Sujet principal : Contestation du refus d'une association privée (ADAPEI) d'appliquer une orientation d'un enfant handicapé vers un institut médico-éducatif.
Juridiction : Tribunal administratif d'Orléans (ordonnance du président).
Solution retenue : Rejet de la requête pour incompétence de la juridiction administrative.
Textes appliqués : Article R. 222-1 du code de justice administrative et article L. 312-1 du code de l'action sociale et des familles, interprétés à la lumière des lois de 1975 et 2002.
Motif : Les établissements médico-sociaux gérés par des organismes privés (comme l'ADAPEI, association loi 1901) n'exercent pas une mission de service public, relevant donc des juridictions judiciaires.
Texte intégral
Vu la procédure suivante :
Par une requête, enregistrée le 22 janvier 2026, M. et Mme C... D... et M. A... D... contestent la non-application par l’association départementale des amis et parents d’enfants inadaptés d’Eure-et-Loir (ADAPEI) de la décision du 28 avril 2025 par laquelle la commission des droits et de l’autonomie des personnes handicapées a orienté leur fille B... vers un institut médico-éducatif.
Vu les autres pièces du dossier.
Vu :
- le code de l’action sociale et des familles ;
- le code de justice administrative.
Considérant ce qui suit :
1. Aux termes de l’article R. 222-1 du code de justice administrative : « Les présidents de tribunal administratif (…) peuvent, par ordonnance : (…) 4° Rejeter les requêtes manifestement irrecevables, lorsque la juridiction n'est pas tenue d'inviter leur auteur à les régulariser (…) ».
2. Aux termes de l’article L. 312-1 du code de l’action sociale et des familles : « I. Sont des établissements et services sociaux et médico-sociaux, au sens du présent code, les établissements et les services, dotés ou non d'une personnalité morale propre, énumérés ci-après : (…) 2° Les établissements ou services d'enseignement qui assurent, à titre principal, une éducation adaptée et un accompagnement social ou médico-social aux mineurs ou jeunes adultes handicapés ou présentant des difficultés d'adaptation (…) ».

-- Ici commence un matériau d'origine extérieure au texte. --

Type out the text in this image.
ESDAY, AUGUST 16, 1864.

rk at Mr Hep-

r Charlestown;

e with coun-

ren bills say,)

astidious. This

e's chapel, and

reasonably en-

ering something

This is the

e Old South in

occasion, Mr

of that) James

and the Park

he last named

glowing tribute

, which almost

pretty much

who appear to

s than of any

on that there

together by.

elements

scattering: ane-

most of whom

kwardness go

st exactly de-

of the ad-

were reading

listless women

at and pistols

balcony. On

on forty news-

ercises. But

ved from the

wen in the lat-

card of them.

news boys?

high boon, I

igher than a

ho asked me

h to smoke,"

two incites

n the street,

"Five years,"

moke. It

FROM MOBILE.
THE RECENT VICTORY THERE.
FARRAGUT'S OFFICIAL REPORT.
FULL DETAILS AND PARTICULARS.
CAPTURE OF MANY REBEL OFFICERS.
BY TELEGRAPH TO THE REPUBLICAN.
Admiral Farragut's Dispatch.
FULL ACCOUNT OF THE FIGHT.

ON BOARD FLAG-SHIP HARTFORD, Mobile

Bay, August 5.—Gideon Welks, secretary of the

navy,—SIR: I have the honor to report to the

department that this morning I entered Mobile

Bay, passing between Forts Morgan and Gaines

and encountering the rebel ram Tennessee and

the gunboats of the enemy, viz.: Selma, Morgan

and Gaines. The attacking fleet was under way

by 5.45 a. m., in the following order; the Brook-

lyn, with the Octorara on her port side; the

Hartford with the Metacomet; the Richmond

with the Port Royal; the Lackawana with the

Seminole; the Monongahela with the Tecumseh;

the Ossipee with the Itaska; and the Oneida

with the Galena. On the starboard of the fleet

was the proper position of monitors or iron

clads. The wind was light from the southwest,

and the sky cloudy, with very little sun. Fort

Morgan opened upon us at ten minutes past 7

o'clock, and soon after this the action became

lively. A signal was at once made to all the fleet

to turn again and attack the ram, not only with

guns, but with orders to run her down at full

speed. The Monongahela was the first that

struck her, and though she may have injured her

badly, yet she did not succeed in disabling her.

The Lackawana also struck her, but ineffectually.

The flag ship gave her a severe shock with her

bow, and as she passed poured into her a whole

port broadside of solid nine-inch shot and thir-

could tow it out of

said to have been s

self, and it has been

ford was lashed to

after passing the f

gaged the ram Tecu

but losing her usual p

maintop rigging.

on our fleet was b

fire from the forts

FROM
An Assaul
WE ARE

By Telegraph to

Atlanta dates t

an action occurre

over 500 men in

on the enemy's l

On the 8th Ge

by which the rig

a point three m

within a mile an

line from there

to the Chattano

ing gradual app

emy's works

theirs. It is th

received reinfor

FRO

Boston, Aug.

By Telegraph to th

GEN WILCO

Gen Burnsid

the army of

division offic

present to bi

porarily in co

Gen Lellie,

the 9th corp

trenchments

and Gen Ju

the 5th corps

3. Si les actions médico-éducatives en faveur des enfants handicapés constituent une mission d’intérêt général, il résulte toutefois des dispositions de la loi du 30 juin 1975 relative aux institutions sociales et médico-sociales et de la loi du 2 janvier 2002 rénovant l'action sociale et médico-sociale, éclairées par leurs travaux préparatoires, que le législateur a entendu exclure que la mission assurée par les organismes privés gestionnaires des établissements et services aujourd’hui mentionnés au 2° du I de l’article L. 312-1 du code de l’action sociale et des familles revête le caractère d’une mission de service public. Par suite, la juridiction administrative n’est pas compétente pour connaître d’un litige relatif à l’accueil d’un enfant handicapé au sein d’un tel établissement ou service lorsqu’il est géré par une personne morale de droit privé.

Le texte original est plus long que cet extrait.